Paget’s disease typically affects the spine, pelvis, skull, thigh bone, collar bone, and upper arm bone. This disease mainly affects adults, and it is estimated that between 2 to 3% of Americans suffer from Paget’s disease.

The exact cause of Paget’s disease is unknown. However, family history, as well as viral infection, represent the risk factor. Paget’s disease is usually asymptomatic and often incidentally discovered during X-ray tests performed for other reasons. Over time, Paget’s disease starts to manifest in bone pain and bone deformity. Depending on the affected bone different complications may result from the disease. For example, deformity of the skull can cause headaches and hearing loss.

Degenerative Arthritis

Degenerative arthritis, also known as osteoarthritis or degenerative joint disease, occurs due to inflammation, breakdown, and loss of the cartilage of joints. Degenerative arthritis commonly affects the hands, feet, spine, hips, and knees.
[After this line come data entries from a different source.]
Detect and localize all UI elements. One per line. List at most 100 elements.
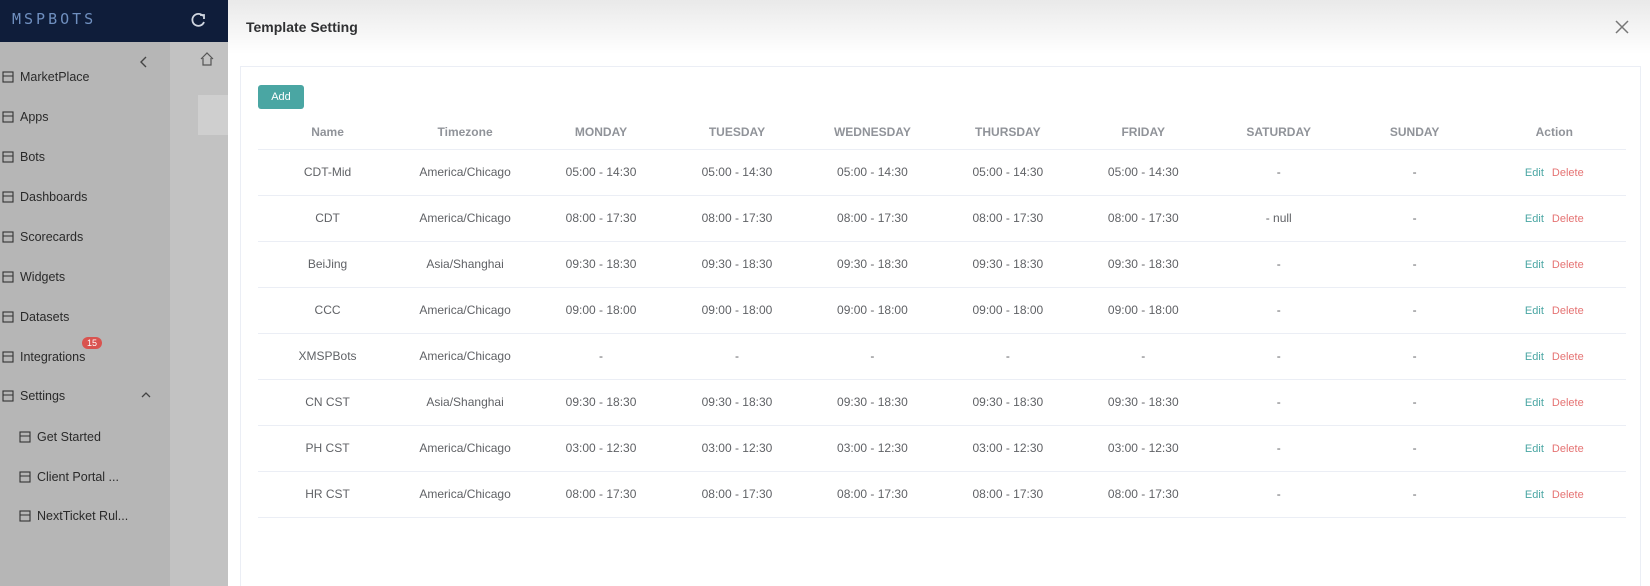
edit-link[interactable]: Edit bbox=[1525, 443, 1544, 455]
delete-link[interactable]: Delete bbox=[1552, 305, 1584, 317]
table-cell: CCC bbox=[258, 287, 398, 334]
sidebar-item[interactable]: Get Started bbox=[0, 425, 170, 449]
table-cell: 09:30 - 18:30 bbox=[669, 379, 805, 426]
sidebar-item[interactable]: MarketPlace bbox=[0, 65, 170, 89]
sidebar-item[interactable]: Bots bbox=[0, 145, 170, 169]
table-cell: Asia/Shanghai bbox=[397, 379, 534, 426]
delete-link[interactable]: Delete bbox=[1552, 397, 1584, 409]
table-cell: - bbox=[669, 333, 805, 380]
table-cell: 03:00 - 12:30 bbox=[1075, 425, 1211, 472]
action-cell: Edit Delete bbox=[1482, 195, 1626, 242]
delete-link[interactable]: Delete bbox=[1552, 351, 1584, 363]
background-card bbox=[198, 95, 228, 135]
edit-link[interactable]: Edit bbox=[1525, 489, 1544, 501]
sidebar-item[interactable]: Scorecards bbox=[0, 225, 170, 249]
table-cell: - bbox=[1210, 149, 1347, 196]
sidebar-item-label: Settings bbox=[20, 389, 66, 403]
sidebar-item[interactable]: Widgets bbox=[0, 265, 170, 289]
edit-link[interactable]: Edit bbox=[1525, 213, 1544, 225]
table-cell: 08:00 - 17:30 bbox=[669, 195, 805, 242]
chevron-up-icon[interactable] bbox=[140, 389, 152, 401]
column-header: SATURDAY bbox=[1210, 115, 1347, 150]
table-cell: America/Chicago bbox=[397, 149, 534, 196]
action-cell: Edit Delete bbox=[1482, 425, 1626, 472]
edit-link[interactable]: Edit bbox=[1525, 397, 1544, 409]
delete-link[interactable]: Delete bbox=[1552, 213, 1584, 225]
table-cell: XMSPBots bbox=[258, 333, 398, 380]
sidebar-item[interactable]: Dashboards bbox=[0, 185, 170, 209]
column-header: WEDNESDAY bbox=[804, 115, 940, 150]
action-cell: Edit Delete bbox=[1482, 471, 1626, 518]
table-cell: 03:00 - 12:30 bbox=[533, 425, 669, 472]
table-cell: - bbox=[1346, 425, 1483, 472]
sidebar-item[interactable]: Integrations 15 bbox=[0, 337, 170, 369]
table-cell: - bbox=[1075, 333, 1211, 380]
table-cell: - bbox=[1346, 195, 1483, 242]
table-cell: - bbox=[1346, 471, 1483, 518]
action-cell: Edit Delete bbox=[1482, 149, 1626, 196]
refresh-icon[interactable] bbox=[188, 10, 208, 30]
table-row: XMSPBots America/Chicago - - - - - - - Edit Delete bbox=[258, 333, 1626, 380]
table-cell: CN CST bbox=[258, 379, 398, 426]
sidebar-item-label: Bots bbox=[20, 150, 46, 164]
template-panel: Add Name Timezone MONDAY TUESDAY WEDNESDAY TH… bbox=[240, 66, 1641, 586]
table-cell: - bbox=[1210, 287, 1347, 334]
table-cell: - bbox=[1346, 149, 1483, 196]
table-cell: 09:30 - 18:30 bbox=[669, 241, 805, 288]
delete-link[interactable]: Delete bbox=[1552, 489, 1584, 501]
gear-icon bbox=[2, 390, 14, 402]
sidebar-item-label: Apps bbox=[20, 110, 49, 124]
table-header-row: Name Timezone MONDAY TUESDAY WEDNESDAY THURSD… bbox=[258, 115, 1626, 150]
sidebar-item-label: Integrations bbox=[20, 350, 86, 364]
table-cell: Asia/Shanghai bbox=[397, 241, 534, 288]
table-cell: 05:00 - 14:30 bbox=[1075, 149, 1211, 196]
table-cell: 08:00 - 17:30 bbox=[939, 471, 1076, 518]
edit-link[interactable]: Edit bbox=[1525, 351, 1544, 363]
add-button[interactable]: Add bbox=[258, 85, 304, 109]
table-cell: 03:00 - 12:30 bbox=[669, 425, 805, 472]
sidebar-item[interactable]: Settings bbox=[0, 384, 170, 408]
table-cell: - bbox=[804, 333, 940, 380]
table-cell: 09:30 - 18:30 bbox=[533, 241, 669, 288]
table-cell: CDT bbox=[258, 195, 398, 242]
table-cell: - bbox=[1346, 333, 1483, 380]
table-row: CN CST Asia/Shanghai 09:30 - 18:30 09:30 - … bbox=[258, 379, 1626, 426]
delete-link[interactable]: Delete bbox=[1552, 443, 1584, 455]
table-cell: 03:00 - 12:30 bbox=[939, 425, 1076, 472]
app-logo: MSPBOTS bbox=[12, 10, 97, 28]
dashboard-icon bbox=[2, 191, 14, 203]
column-header: Timezone bbox=[397, 115, 534, 150]
table-cell: 09:00 - 18:00 bbox=[1075, 287, 1211, 334]
table-cell: - bbox=[1210, 471, 1347, 518]
sidebar-item[interactable]: NextTicket Rul... bbox=[0, 504, 170, 528]
edit-link[interactable]: Edit bbox=[1525, 259, 1544, 271]
sidebar-item-label: Get Started bbox=[37, 430, 101, 444]
action-cell: Edit Delete bbox=[1482, 287, 1626, 334]
sidebar-item[interactable]: Datasets bbox=[0, 305, 170, 329]
table-cell: 09:30 - 18:30 bbox=[939, 379, 1076, 426]
table-cell: 09:30 - 18:30 bbox=[804, 241, 940, 288]
column-header: TUESDAY bbox=[669, 115, 805, 150]
sidebar-item-label: Dashboards bbox=[20, 190, 88, 204]
close-icon[interactable] bbox=[1612, 17, 1632, 37]
sidebar-item-label: Widgets bbox=[20, 270, 66, 284]
edit-link[interactable]: Edit bbox=[1525, 305, 1544, 317]
delete-link[interactable]: Delete bbox=[1552, 259, 1584, 271]
table-cell: 09:30 - 18:30 bbox=[1075, 241, 1211, 288]
delete-link[interactable]: Delete bbox=[1552, 167, 1584, 179]
home-icon[interactable] bbox=[200, 52, 214, 66]
sidebar-item[interactable]: Client Portal ... bbox=[0, 465, 170, 489]
table-row: BeiJing Asia/Shanghai 09:30 - 18:30 09:30 -… bbox=[258, 241, 1626, 288]
table-cell: 09:00 - 18:00 bbox=[939, 287, 1076, 334]
table-cell: 09:00 - 18:00 bbox=[533, 287, 669, 334]
table-row: HR CST America/Chicago 08:00 - 17:30 08:00 … bbox=[258, 471, 1626, 518]
sidebar-item[interactable]: Apps bbox=[0, 105, 170, 129]
table-cell: 05:00 - 14:30 bbox=[533, 149, 669, 196]
table-cell: - bbox=[1210, 333, 1347, 380]
action-cell: Edit Delete bbox=[1482, 241, 1626, 288]
table-cell: 05:00 - 14:30 bbox=[804, 149, 940, 196]
top-bar: MSPBOTS bbox=[0, 0, 228, 42]
table-cell: 05:00 - 14:30 bbox=[669, 149, 805, 196]
table-cell: America/Chicago bbox=[397, 287, 534, 334]
edit-link[interactable]: Edit bbox=[1525, 167, 1544, 179]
The disease is associated with symptoms such as joint pain, tenderness, stiffness, swelling, and limited movement of joints. Scientists have not identified what causes degenerative arthritis, but certain factors are known to increase the risk for the disease. The risk factors include family history, fractures, age over 45 years, and being a female.

Also, several medical conditions may contribute to the development of osteoarthritis. They are rheumatoid arthritis, Paget’s disease, gout, parathyroid disease, chronic kidney disease, and senile osteoporosis.